- 4 large oyster mushrooms
- 2 cups cornflakes
- 1 cup pecans
- 1-2 tsp cayenne powder
- 1 tsp garlic powder
- salt and black pepper (to taste)
- 10 tbsp all-purpose flour
- 3/4 cup water
- 1 tbsp dijon mustard
- 4-6 tbsp olive oil
Special sauce
- 2 tbsp vegan mayo
- 1 tbsp dijon mustard
- 1 tbsp hot sauce
- Pre-heat the oven to 220°C/425°F
- Coating: In a food processor pulse the pecans until they resemble fine breadcrumbs. Do the same with the cornflakes. Place the pecans, cornflakes, garlic powder, cayenne powder, salt and black pepper into a bowl. Mix to combine. In another bowl, combine all-purpose flour, water, dijon mustard, salt and black pepper. Whisk to combine. Dunk oyster mushroom into the wet batter, and then into the crispy pecan coating.

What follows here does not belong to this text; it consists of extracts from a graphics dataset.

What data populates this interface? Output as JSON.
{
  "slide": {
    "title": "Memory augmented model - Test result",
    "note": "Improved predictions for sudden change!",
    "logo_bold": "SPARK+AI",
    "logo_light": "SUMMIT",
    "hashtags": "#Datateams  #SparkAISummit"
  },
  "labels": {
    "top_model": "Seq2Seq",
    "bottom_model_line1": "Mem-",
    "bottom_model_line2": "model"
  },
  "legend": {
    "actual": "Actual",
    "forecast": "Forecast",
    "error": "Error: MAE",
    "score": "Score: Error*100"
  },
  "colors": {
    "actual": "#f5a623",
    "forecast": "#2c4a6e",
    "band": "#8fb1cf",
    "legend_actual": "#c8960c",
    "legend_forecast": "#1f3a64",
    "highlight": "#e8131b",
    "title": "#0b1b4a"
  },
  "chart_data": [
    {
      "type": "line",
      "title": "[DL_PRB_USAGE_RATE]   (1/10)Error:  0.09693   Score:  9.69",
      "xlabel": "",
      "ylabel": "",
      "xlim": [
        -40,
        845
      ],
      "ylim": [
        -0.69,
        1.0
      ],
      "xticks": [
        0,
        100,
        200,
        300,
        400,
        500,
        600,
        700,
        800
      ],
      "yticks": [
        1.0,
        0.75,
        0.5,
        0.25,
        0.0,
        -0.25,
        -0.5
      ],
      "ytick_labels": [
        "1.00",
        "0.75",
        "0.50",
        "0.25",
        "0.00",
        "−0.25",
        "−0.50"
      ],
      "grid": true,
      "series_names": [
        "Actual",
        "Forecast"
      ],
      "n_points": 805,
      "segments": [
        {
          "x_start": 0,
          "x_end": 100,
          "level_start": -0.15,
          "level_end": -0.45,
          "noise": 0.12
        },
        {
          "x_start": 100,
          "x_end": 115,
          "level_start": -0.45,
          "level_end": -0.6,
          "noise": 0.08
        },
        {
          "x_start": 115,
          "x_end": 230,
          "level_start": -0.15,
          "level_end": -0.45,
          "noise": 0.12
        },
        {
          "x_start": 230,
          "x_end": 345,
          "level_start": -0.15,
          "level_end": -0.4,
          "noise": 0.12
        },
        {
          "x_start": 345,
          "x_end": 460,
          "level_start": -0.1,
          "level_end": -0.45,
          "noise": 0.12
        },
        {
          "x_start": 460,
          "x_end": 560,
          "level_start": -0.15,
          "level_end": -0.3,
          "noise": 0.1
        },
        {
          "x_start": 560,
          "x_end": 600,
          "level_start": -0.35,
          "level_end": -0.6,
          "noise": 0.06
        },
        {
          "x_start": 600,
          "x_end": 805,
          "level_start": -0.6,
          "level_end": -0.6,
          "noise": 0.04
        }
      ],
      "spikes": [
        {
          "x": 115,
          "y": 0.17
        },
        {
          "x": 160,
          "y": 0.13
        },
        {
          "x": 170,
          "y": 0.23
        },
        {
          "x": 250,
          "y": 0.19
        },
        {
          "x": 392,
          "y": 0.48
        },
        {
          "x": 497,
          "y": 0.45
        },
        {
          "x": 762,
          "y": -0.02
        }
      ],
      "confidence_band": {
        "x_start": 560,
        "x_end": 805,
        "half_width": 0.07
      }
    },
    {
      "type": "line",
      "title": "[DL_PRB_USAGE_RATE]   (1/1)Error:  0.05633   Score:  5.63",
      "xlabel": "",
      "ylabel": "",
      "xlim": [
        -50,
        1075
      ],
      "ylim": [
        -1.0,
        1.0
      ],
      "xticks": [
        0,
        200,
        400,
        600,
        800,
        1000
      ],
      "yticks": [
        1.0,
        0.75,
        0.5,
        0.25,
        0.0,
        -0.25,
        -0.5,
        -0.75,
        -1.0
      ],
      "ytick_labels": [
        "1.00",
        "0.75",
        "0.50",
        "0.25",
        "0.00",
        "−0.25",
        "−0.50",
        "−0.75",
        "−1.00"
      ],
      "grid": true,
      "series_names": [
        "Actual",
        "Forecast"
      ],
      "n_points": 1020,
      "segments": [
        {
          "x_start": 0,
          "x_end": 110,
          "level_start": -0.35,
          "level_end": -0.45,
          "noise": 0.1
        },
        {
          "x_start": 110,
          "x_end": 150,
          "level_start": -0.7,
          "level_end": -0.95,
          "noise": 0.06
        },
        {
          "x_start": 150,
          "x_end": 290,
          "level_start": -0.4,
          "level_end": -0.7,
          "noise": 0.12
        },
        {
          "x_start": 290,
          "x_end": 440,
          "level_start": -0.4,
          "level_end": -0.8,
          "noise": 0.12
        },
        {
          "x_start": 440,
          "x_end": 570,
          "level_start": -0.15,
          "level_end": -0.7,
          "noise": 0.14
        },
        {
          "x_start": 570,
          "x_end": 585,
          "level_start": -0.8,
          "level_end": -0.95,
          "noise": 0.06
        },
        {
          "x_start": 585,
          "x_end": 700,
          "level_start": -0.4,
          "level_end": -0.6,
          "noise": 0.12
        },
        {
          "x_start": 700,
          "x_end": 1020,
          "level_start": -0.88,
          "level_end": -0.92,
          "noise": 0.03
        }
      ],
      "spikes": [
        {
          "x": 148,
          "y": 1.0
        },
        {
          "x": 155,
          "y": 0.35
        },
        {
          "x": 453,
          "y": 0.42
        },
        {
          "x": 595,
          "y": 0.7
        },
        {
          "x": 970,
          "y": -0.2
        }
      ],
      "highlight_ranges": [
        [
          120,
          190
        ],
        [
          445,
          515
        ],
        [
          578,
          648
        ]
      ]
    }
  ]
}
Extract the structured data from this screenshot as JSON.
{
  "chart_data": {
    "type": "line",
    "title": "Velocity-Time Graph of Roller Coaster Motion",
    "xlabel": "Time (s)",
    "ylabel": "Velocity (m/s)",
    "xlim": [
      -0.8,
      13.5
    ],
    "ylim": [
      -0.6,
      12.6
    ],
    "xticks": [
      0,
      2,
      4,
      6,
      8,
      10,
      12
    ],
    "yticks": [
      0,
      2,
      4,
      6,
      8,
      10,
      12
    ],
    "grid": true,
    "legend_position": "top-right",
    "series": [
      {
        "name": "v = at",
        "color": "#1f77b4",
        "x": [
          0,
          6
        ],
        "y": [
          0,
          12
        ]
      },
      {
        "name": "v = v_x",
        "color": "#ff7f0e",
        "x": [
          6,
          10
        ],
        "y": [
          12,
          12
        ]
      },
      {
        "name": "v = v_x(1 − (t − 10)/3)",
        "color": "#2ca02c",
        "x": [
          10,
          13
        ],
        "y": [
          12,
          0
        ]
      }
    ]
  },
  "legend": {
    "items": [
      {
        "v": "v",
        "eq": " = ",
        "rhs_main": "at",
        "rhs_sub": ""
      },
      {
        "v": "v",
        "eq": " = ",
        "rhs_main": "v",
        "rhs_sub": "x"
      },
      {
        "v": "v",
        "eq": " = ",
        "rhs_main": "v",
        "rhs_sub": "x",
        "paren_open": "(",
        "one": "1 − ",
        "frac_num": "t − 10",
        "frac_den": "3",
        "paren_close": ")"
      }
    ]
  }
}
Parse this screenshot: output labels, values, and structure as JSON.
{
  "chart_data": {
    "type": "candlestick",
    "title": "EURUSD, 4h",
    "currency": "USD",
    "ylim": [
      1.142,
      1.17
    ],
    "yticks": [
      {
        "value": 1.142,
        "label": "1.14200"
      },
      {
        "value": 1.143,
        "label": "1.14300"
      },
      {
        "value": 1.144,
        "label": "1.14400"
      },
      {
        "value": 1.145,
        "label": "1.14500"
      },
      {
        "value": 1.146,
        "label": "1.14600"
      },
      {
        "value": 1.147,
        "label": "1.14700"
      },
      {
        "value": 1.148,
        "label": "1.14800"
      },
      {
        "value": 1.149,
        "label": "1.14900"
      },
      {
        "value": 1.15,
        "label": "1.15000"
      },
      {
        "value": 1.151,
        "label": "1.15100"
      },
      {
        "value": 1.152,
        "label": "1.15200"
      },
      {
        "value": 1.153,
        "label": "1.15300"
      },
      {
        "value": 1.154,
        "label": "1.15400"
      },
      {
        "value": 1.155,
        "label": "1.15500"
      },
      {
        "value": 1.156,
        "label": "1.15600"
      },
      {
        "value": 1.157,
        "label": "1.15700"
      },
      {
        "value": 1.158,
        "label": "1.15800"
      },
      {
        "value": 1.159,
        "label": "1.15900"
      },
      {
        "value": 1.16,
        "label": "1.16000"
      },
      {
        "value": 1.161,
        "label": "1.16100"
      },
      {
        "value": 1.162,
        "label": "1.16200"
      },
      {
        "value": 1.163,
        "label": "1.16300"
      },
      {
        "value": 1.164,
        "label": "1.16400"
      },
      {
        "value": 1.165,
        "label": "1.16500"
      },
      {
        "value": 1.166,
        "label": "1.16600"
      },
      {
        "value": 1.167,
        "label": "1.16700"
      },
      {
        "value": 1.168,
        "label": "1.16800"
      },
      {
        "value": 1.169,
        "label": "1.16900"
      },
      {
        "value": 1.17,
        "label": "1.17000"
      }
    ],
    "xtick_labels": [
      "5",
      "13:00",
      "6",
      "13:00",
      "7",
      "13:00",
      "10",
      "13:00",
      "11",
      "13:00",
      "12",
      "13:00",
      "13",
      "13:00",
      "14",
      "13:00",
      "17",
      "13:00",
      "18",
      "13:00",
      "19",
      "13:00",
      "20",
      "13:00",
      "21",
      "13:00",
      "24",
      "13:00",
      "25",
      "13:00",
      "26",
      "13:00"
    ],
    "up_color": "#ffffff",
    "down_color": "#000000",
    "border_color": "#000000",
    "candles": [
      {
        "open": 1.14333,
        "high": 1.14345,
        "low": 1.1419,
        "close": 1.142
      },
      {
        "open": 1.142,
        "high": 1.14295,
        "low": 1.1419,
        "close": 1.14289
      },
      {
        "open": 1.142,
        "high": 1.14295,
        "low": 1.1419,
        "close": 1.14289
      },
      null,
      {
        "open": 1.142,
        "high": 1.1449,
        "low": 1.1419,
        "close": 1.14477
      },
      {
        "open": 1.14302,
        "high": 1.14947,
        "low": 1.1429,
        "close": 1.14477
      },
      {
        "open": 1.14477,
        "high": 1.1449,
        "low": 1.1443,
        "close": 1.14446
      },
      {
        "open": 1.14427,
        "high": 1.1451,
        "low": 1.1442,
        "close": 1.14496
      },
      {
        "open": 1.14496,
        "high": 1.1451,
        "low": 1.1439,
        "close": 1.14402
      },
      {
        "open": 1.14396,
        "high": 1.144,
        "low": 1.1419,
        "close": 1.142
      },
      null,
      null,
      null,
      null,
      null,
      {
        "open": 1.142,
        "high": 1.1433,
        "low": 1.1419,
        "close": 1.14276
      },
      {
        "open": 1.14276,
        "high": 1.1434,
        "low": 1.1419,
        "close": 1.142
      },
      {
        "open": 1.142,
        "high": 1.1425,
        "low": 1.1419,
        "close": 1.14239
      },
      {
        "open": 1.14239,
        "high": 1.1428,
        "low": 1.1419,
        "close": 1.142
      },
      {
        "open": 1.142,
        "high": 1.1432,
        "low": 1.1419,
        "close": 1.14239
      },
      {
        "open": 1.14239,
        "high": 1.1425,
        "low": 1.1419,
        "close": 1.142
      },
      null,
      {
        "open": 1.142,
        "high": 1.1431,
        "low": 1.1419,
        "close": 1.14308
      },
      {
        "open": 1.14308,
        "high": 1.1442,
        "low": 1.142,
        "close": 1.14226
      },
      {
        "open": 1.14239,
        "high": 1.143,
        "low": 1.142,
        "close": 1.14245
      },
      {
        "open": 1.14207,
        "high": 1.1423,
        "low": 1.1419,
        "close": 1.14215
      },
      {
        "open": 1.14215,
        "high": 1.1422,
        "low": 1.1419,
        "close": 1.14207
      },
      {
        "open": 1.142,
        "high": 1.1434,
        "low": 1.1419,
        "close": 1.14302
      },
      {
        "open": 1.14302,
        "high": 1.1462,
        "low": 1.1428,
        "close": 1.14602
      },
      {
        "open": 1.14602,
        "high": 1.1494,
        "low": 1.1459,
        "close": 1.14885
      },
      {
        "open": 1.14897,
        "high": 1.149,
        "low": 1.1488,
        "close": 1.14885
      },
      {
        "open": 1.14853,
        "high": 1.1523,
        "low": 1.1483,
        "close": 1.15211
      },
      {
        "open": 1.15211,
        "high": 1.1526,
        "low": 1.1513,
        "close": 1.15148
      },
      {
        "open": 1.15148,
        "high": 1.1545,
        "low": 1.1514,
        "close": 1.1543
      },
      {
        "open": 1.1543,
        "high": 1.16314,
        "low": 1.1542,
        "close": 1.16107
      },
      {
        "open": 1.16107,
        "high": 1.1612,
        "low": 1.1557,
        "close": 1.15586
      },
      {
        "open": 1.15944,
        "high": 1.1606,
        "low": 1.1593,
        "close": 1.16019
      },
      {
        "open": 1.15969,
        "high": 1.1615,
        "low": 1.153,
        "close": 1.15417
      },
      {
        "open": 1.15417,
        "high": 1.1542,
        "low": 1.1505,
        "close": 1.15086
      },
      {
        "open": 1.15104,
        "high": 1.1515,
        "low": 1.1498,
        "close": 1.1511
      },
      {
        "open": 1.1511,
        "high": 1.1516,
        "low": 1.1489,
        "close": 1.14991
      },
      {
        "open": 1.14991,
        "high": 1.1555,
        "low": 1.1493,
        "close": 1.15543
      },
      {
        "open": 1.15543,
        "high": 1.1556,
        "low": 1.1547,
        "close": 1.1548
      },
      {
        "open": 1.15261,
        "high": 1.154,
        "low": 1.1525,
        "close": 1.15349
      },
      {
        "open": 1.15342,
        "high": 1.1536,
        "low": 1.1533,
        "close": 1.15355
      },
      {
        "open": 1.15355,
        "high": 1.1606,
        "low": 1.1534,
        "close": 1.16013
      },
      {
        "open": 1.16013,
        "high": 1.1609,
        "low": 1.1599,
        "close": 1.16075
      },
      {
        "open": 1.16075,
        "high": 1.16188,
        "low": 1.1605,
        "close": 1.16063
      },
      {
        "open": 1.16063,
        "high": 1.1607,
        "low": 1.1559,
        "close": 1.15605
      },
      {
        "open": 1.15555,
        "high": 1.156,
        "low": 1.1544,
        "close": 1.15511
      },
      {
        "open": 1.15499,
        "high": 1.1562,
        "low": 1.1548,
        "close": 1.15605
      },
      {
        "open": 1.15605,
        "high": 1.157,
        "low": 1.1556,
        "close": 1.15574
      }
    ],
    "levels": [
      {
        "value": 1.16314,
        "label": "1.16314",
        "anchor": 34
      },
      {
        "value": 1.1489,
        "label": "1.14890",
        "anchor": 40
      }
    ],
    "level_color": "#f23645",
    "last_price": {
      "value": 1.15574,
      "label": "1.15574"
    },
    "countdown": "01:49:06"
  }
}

- Baking: Place coated oyster mushrooms on a baking sheet lined with parchment paper. Brush with a generous amount of olive oil. Bake for 20 minutes. Flip, brush with a little more olive oil and bake for a further 10 minutes.
- Final touches: While the pecan crusted chik'n bakes, make the creamy dijon hot sauce. Combine vegan mayo, dijon mustard an a little hot sauce together. Drizzle sauce over the warm, crispy vegan pecan chik'n and serve with my kale slaw salad. Enjoy!